If you are a single on Valentine’s Day—you basically have two options. You can embrace the day and make it your own. Or you can boycott. We support both options. If you choose the latter, it might not be as hard as you think. After the jump, 15 easy ways to completely opt out of Valentine’s Day this year.
- It’s winter, so take the opportunity to hibernate. Stay home alone all day and night on Valentine’s Day.
- Set your computer and phone date to February 15, as if the big day never even happened. If you have a page-a-day calendar, flip that sucker forward too.
- Steer clear of Hallmarks and the chocolate heart filled aisles at the drug store.
- Go to see a slasher movie. Trust, this is not the movie selection couples will be making.

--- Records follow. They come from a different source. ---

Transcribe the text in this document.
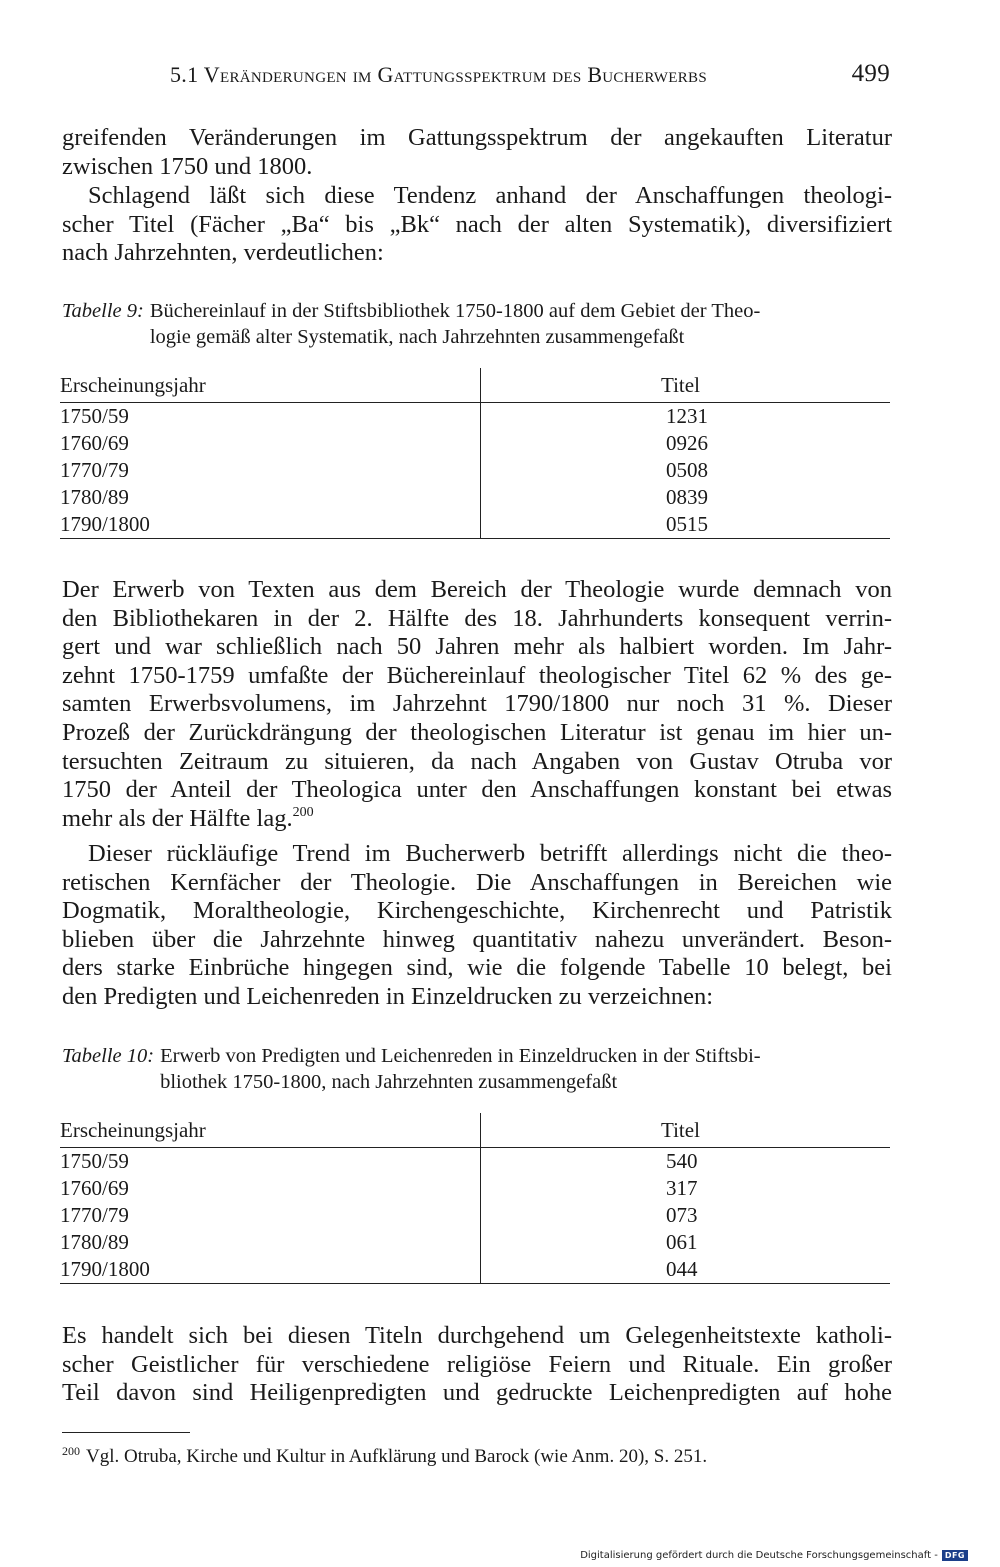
5.1 Veränderungen im Gattungsspektrum des Bucherwerbs	499

greifenden Veränderungen im Gattungsspektrum der angekauften Literatur
zwischen 1750 und 1800.

Schlagend läßt sich diese Tendenz anhand der Anschaffungen theologi-
scher Titel (Fächer „Ba“ bis „Bk“ nach der alten Systematik), diversifiziert
nach Jahrzehnten, verdeutlichen:

Tabelle 9: Büchereinlauf in der Stiftsbibliothek 1750-1800 auf dem Gebiet der Theo-
logie gemäß alter Systematik, nach Jahrzehnten zusammengefaßt
Erscheinungsjahr	Titel
1750/59	1231
1760/69	0926
1770/79	0508
1780/89	0839
1790/1800	0515

Der Erwerb von Texten aus dem Bereich der Theologie wurde demnach von
den Bibliothekaren in der 2. Hälfte des 18. Jahrhunderts konsequent verrin-
gert und war schließlich nach 50 Jahren mehr als halbiert worden. Im Jahr-
zehnt 1750-1759 umfaßte der Büchereinlauf theologischer Titel 62 % des ge-
samten Erwerbsvolumens, im Jahrzehnt 1790/1800 nur noch 31 %. Dieser
Prozeß der Zurückdrängung der theologischen Literatur ist genau im hier un-
tersuchten Zeitraum zu situieren, da nach Angaben von Gustav Otruba vor
1750 der Anteil der Theologica unter den Anschaffungen konstant bei etwas
mehr als der Hälfte lag.$^{200}$

Dieser rückläufige Trend im Bucherwerb betrifft allerdings nicht die theo-
retischen Kernfächer der Theologie. Die Anschaffungen in Bereichen wie
Dogmatik, Moraltheologie, Kirchengeschichte, Kirchenrecht und Patristik
blieben über die Jahrzehnte hinweg quantitativ nahezu unverändert. Beson-
ders starke Einbrüche hingegen sind, wie die folgende Tabelle 10 belegt, bei
den Predigten und Leichenreden in Einzeldrucken zu verzeichnen:

Tabelle 10: Erwerb von Predigten und Leichenreden in Einzeldrucken in der Stiftsbi-
bliothek 1750-1800, nach Jahrzehnten zusammengefaßt
Erscheinungsjahr	Titel
1750/59	540
1760/69	317
1770/79	073
1780/89	061
1790/1800	044

Es handelt sich bei diesen Titeln durchgehend um Gelegenheitstexte katholi-
scher Geistlicher für verschiedene religiöse Feiern und Rituale. Ein großer
Teil davon sind Heiligenpredigten und gedruckte Leichenpredigten auf hohe

$^{200}$ Vgl. Otruba, Kirche und Kultur in Aufklärung und Barock (wie Anm. 20), S. 251.
Digitalisierung gefördert durch die Deutsche Forschungsgemeinschaft - DFG
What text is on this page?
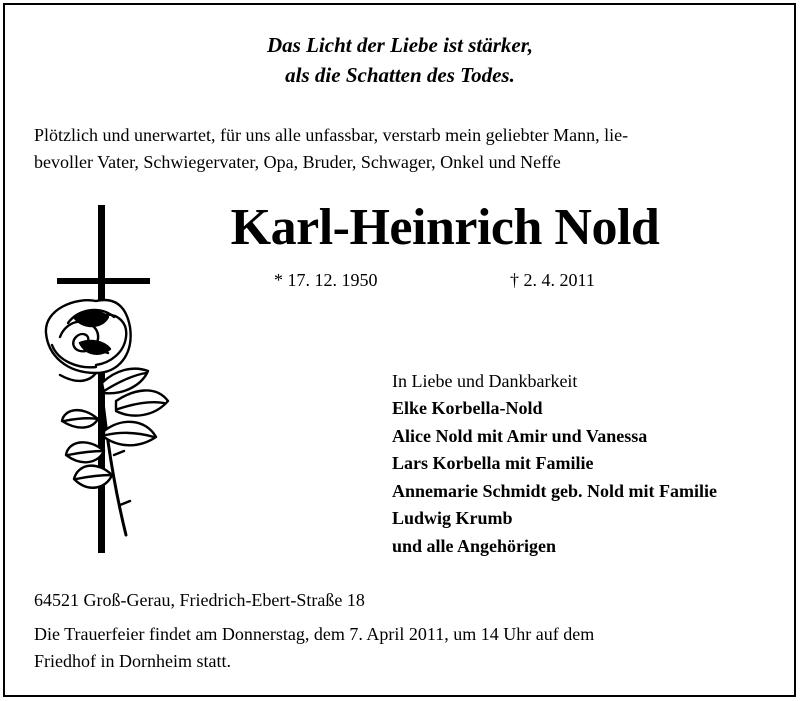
Das Licht der Liebe ist stärker,
als die Schatten des Todes.
Plötzlich und unerwartet, für uns alle unfassbar, verstarb mein geliebter Mann, lie-
bevoller Vater, Schwiegervater, Opa, Bruder, Schwager, Onkel und Neffe
Karl-Heinrich Nold
* 17. 12. 1950	† 2. 4. 2011
In Liebe und Dankbarkeit
Elke Korbella-Nold
Alice Nold mit Amir und Vanessa
Lars Korbella mit Familie
Annemarie Schmidt geb. Nold mit Familie
Ludwig Krumb
und alle Angehörigen
64521 Groß-Gerau, Friedrich-Ebert-Straße 18
Die Trauerfeier findet am Donnerstag, dem 7. April 2011, um 14 Uhr auf dem
Friedhof in Dornheim statt.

- Do your taxes. Hey, you need to file them sometime.
- Don’t email back when friends ask you what you are up to for V-Day. Ignore, ignore, ignore.
- Or let your friends in on the game and make a pact not to discuss the holiday at hand.
- Do not go out to dinner, in the name of all things holy. If you do want to go out, think fast food or buffets—places couples will not be.
- Pick another holiday to celebrate, like your half-birthday or something an throw an unrelated party that evening.
- Don’t watch TV, unless it is shows you have already DVRed from the week before. In other words, not the Valentine’s Day episodes.
- Spend the day/night with someone who is too old or too young to care what day it is, like your infirm grandma or your nieces and nephews.
- Avoid Facebook. Or unfriend everyone in a relationship. Although that might be extreme.
- Go to the gym. Hey, it’ll be couple free and you won’t have to wait for the treadmill.
- On February 13th, do a symbolic burning of Valentine’s paraphrenelia. Consider it a cleansing.
- Make the day into a historical re-enactment of 300 A.D., before the holiday existed.
Are you avoiding Valentine’s Day this year?